MergerJun 30, 2026, 04:32 PM
Liminatus Pharma Amends InnocsAI Merger, $320M Deal to Close July 2
AI Summary
Liminatus Pharma, Inc. announced an amendment and restatement of its definitive merger agreement with InnocsAI LLC. The transaction has been re-structured to allow closing prior to obtaining stockholder approval, with closing now expected on July 2, 2026. The deal, valued at approximately $320 million, involves InnocsAI equity holders receiving Liminatus common stock and newly designated non-voting convertible preferred stock, along with contingent value rights.

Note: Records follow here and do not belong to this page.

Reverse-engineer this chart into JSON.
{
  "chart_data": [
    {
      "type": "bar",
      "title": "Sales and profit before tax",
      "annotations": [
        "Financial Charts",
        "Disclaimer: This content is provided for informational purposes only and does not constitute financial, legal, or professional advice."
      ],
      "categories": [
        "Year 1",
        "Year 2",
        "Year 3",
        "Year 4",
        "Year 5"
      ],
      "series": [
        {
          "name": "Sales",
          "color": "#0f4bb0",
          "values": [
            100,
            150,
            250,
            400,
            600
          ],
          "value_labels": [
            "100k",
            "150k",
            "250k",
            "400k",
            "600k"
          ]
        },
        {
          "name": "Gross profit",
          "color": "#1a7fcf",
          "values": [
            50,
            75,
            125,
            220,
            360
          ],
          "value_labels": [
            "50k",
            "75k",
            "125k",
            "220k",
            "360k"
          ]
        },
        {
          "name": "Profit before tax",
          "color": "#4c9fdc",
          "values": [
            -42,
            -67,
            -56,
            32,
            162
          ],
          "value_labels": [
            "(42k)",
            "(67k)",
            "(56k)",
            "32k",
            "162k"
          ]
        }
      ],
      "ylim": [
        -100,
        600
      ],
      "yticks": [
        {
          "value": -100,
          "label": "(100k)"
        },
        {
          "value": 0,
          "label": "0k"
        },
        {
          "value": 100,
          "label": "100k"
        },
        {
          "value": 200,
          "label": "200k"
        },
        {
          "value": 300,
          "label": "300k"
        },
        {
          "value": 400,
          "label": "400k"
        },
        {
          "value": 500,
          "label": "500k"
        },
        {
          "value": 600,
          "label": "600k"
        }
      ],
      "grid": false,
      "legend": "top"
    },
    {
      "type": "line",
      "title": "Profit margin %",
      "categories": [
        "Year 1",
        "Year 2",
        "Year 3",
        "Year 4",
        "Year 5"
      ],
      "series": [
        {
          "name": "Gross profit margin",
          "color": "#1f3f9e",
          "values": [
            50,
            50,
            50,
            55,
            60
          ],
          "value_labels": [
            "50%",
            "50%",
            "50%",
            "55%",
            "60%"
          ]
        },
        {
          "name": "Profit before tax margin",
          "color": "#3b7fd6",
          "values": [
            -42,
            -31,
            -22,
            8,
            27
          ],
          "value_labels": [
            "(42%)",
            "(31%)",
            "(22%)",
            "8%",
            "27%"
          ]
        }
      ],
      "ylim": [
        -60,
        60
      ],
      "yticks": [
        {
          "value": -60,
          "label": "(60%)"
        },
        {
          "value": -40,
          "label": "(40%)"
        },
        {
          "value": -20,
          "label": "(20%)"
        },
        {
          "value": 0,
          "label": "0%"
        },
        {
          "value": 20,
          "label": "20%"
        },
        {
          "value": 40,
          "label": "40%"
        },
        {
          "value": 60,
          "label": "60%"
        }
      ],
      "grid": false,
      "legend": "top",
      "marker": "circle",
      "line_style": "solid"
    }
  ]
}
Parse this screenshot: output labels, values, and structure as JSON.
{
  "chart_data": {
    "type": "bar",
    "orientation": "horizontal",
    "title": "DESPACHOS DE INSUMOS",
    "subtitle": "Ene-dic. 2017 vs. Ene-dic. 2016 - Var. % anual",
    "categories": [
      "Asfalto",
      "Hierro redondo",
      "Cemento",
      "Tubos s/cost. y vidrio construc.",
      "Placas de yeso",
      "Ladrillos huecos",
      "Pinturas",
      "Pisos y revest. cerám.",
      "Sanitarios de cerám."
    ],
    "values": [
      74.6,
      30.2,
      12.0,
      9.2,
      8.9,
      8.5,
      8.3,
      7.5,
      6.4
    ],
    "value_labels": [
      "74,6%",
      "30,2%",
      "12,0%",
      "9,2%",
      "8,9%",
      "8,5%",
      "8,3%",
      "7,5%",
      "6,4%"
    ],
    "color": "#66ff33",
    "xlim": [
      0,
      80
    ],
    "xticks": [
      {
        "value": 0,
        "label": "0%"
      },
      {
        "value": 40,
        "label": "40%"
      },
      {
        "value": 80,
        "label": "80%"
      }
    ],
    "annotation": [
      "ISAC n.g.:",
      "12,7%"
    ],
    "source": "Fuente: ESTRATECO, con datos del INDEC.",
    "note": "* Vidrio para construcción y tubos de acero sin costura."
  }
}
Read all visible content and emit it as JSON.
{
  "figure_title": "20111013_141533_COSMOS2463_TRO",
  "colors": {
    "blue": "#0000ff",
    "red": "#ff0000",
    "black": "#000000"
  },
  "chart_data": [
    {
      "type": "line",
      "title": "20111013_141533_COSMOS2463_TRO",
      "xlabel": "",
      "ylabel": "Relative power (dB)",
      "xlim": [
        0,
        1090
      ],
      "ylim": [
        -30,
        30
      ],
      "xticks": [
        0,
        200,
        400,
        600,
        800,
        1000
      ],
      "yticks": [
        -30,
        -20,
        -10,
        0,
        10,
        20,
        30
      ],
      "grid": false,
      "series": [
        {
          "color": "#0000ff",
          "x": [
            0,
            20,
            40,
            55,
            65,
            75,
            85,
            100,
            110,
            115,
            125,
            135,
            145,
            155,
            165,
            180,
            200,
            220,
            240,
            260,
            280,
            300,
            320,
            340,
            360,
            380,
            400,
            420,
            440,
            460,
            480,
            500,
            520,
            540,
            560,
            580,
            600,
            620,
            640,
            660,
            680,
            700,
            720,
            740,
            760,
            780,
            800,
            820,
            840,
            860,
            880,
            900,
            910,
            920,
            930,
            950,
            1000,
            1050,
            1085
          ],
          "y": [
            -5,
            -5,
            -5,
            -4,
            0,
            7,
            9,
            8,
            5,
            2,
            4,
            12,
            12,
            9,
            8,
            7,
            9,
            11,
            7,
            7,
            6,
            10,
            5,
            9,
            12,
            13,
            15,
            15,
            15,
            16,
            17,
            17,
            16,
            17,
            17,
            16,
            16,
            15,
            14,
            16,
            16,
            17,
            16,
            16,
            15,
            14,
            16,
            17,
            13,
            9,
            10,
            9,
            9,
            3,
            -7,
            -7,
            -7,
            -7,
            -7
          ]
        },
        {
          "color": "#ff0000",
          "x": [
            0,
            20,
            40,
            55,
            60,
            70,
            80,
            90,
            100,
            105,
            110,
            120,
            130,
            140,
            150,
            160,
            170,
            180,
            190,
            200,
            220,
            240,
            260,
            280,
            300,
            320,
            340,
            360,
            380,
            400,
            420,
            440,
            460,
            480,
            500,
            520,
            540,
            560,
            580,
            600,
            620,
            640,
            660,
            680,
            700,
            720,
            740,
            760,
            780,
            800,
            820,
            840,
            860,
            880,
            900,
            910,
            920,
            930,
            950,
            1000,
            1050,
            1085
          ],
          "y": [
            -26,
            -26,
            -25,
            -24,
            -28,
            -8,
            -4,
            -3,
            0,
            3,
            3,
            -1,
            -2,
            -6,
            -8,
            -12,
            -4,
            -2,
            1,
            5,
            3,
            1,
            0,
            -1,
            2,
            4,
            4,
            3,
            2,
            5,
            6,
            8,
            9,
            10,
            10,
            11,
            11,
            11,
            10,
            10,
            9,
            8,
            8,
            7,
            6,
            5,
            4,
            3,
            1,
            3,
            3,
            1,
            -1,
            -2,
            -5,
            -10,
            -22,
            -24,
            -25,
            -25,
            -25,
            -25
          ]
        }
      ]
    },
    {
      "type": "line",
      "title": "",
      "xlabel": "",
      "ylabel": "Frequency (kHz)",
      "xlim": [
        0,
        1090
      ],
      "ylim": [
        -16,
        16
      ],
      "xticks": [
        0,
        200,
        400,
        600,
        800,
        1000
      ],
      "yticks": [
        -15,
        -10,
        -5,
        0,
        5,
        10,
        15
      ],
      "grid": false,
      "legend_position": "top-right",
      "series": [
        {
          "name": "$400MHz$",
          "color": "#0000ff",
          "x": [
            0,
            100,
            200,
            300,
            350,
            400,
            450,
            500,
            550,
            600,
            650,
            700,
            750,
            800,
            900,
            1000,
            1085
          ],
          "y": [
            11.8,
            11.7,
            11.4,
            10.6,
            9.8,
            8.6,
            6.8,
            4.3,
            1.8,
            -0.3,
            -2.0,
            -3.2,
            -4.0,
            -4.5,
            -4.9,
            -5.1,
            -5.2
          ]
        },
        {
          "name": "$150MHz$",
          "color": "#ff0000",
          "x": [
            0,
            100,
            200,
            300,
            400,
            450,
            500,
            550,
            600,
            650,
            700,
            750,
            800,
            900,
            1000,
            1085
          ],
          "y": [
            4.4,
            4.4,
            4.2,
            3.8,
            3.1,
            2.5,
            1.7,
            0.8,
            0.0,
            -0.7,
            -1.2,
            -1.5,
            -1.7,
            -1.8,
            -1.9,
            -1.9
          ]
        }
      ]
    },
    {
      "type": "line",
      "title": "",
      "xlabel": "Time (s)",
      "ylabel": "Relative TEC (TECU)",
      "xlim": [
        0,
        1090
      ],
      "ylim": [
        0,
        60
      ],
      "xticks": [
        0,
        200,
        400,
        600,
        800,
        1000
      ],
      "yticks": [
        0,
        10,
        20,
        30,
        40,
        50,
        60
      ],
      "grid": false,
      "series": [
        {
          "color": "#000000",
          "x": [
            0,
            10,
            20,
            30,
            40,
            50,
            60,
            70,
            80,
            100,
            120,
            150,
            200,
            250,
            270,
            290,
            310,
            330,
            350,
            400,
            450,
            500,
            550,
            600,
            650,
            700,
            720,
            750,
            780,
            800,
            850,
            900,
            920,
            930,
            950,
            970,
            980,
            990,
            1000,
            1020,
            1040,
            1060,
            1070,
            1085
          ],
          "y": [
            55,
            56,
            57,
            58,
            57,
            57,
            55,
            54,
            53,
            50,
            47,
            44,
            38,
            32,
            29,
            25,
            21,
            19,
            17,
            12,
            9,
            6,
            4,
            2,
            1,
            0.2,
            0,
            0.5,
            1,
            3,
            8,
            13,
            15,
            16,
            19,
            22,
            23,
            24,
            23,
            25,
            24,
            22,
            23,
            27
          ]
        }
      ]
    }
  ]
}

This merger is considered a transformational step, expanding Liminatus' oncology pipeline and broadening its development capabilities.
Key Highlights
- Merger agreement with InnocsAI LLC amended and restated.
- Transaction re-structured to close prior to stockholder approval.
- Closing expected on July 2, 2026.
- Aggregate implied transaction value of approximately $320 million.
- InnocsAI equity holders to receive Liminatus common stock and non-voting convertible preferred stock.
- Common stock issuance limited to 19.99% of outstanding shares without prior approval.
- Contingent value rights for 20% of future net proceeds from acquired assets.
- Expected to expand oncology pipeline and provide multiple preclinical candidates.